Эти последние слова речи и были покрыты «бурными аплодисментами».
Заказ (если не приказ) очевиден и груб. Литература здесь, конечно, ни при чем. Несомненно, в Колонном зале сидят и несогласные. Рты у них прочно зажаты. Может быть, они думают: если бы я был свободен - ответил бы...
Но мы-то свободны. Можем ответить за них, за себя, говорить полным голосом, кричать, наконец... Но мы молчим, давая право думать, что ответить нам нечем, противопоставить нечего. А если так, то, говоря словами Горького, «зачем было городить столь грандиозный огород» - уходить в эмиграцию и трудных 17 лет (семнадцать!), стоя в пустоте, обманывать других и себя, что стоим мы на твердой идеологической почве. Вначале как будто так оно и было. Каждый имел свой «ответ», свое «противопоставление». Но с годами на мировом ли сквозняке, или от нашей неподвижности, идеи выветрились и осталась одна голая - уже иррациональная или чисто физиологическая - непримиримость. Непримиримы... Эмиграция - наше естественное состояние. Отправная же точка стерлась из памяти.

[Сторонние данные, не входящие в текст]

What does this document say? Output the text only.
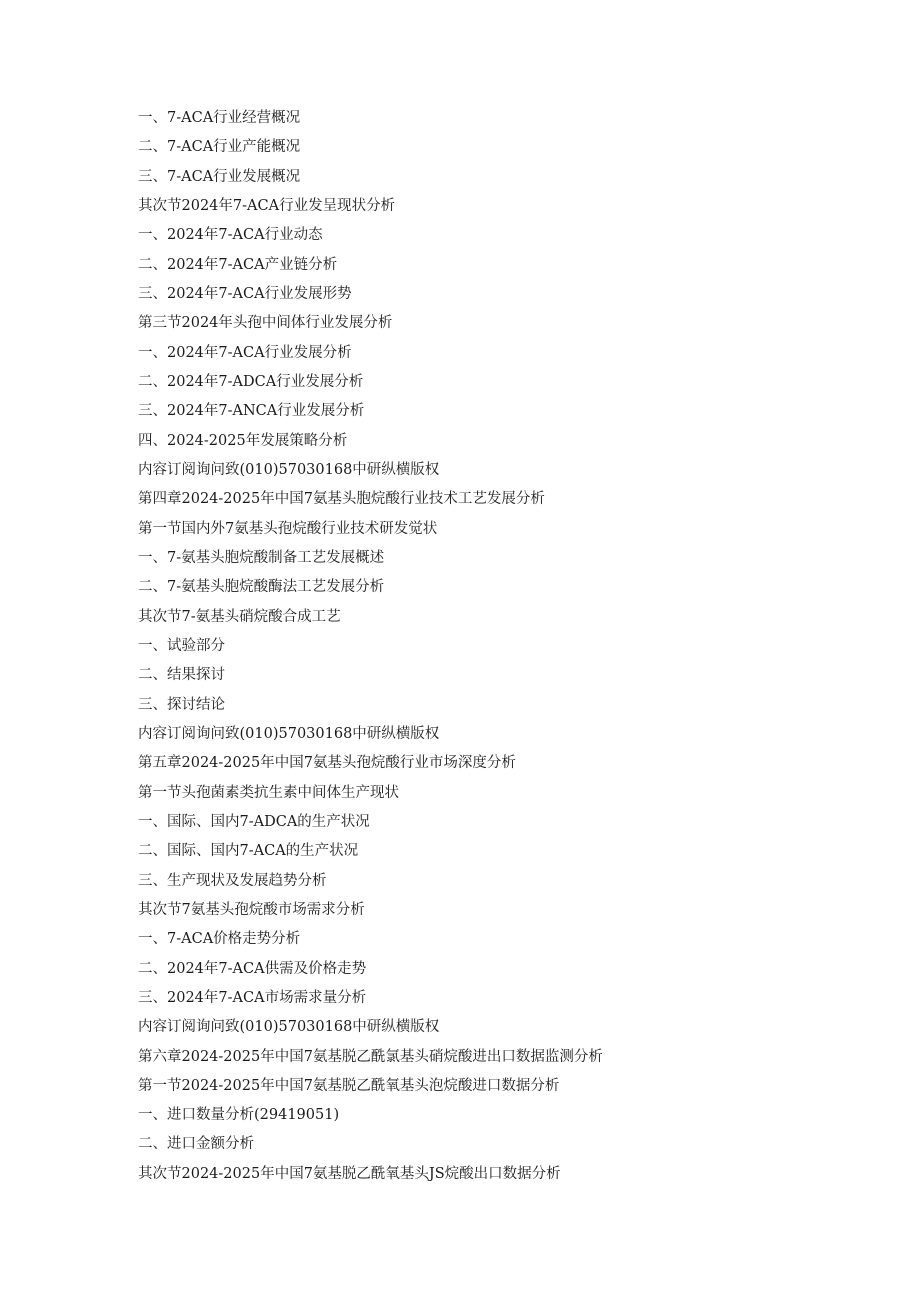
一、7-ACA行业经营概况
二、7-ACA行业产能概况
三、7-ACA行业发展概况
其次节2024年7-ACA行业发呈现状分析
一、2024年7-ACA行业动态
二、2024年7-ACA产业链分析
三、2024年7-ACA行业发展形势
第三节2024年头孢中间体行业发展分析
一、2024年7-ACA行业发展分析
二、2024年7-ADCA行业发展分析
三、2024年7-ANCA行业发展分析
四、2024-2025年发展策略分析
内容订阅询问致(010)57030168中研纵横版权
第四章2024-2025年中国7氨基头胞烷酸行业技术工艺发展分析
第一节国内外7氨基头孢烷酸行业技术研发觉状
一、7-氨基头胞烷酸制备工艺发展概述
二、7-氨基头胞烷酸酶法工艺发展分析
其次节7-氨基头硝烷酸合成工艺
一、试验部分
二、结果探讨
三、探讨结论
内容订阅询问致(010)57030168中研纵横版权
第五章2024-2025年中国7氨基头孢烷酸行业市场深度分析
第一节头孢菌素类抗生素中间体生产现状
一、国际、国内7-ADCA的生产状况
二、国际、国内7-ACA的生产状况
三、生产现状及发展趋势分析
其次节7氨基头孢烷酸市场需求分析
一、7-ACA价格走势分析
二、2024年7-ACA供需及价格走势
三、2024年7-ACA市场需求量分析
内容订阅询问致(010)57030168中研纵横版权
第六章2024-2025年中国7氨基脱乙酰氯基头硝烷酸进出口数据监测分析
第一节2024-2025年中国7氨基脱乙酰氧基头泡烷酸进口数据分析
一、进口数量分析(29419051)
二、进口金额分析
其次节2024-2025年中国7氨基脱乙酰氧基头JS烷酸出口数据分析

Может быть, я ошибаюсь (о, как я хотел бы ошибаться!) и мы, сделав усилие, - проснемся и обретем голос. Ответим, найдем то веское противопоставление, которое сплотит нас, будем услышаны «там» и миром. Для этого, однако, нужна встряска. К тем надругательствам, которые ежедневно происходят «там», в России, мы так притерпелись, что они уже не производят впечатления. Равнодушие мира тоже не дает резонанса нашим голосам - они звучат как в комнате с мягкими стенами. Мы же сами, предполагается, и так всё хорошо знаем и достаточно чувствуем. А потому какая пользa волноваться. И мы машем рукою на всё. Овладевает столбняк, и мы уже не замечаем, какой беспорядок в нашей комнате, какой пылью покрылись вещи, сколько сору скопилось. Нужна внутренняя большая встряска, чтобы очистить себя от осквернения семнадцатилетней неподвижностью. И я вижу, одно могло бы нас очистить - это всеэмигрантский съезд - не съезд представителей партий или профессиональных союзов - имей партии и союзы деньги, и такие съезды происходили бы ежегодно - но действительно всеэмигрантский, и не съезд, а точнее - собор. Чтобы услышать всех - от старого политика, ушедшего в эмиграцию, бросив в России портфель министра или оставив свою паству без вождя, от политика молодого, ковавшего свои идеи уже в огненной кузне революции, от писателя и до самого заурядного эмигранта - шофера парижского такси, чернорабочего с Цуманского лесопильного завода, жильца ночлежек или счетовода из американского бюро. И, услышав, выяснить, что же представляет собою эта единственная по своей численности эмиграция, какая вера объединяет ее. Установить наш канон, символ веры... От такого собора началось бы новое летоисчисление в истории русского народа. Эмиграция, после периода испытаний и накопления опыта, вступила бы в период действенный - ориентации и натиска, стала бы силою осмысленной и потому– через духовную свою осознанность - и физически реальной...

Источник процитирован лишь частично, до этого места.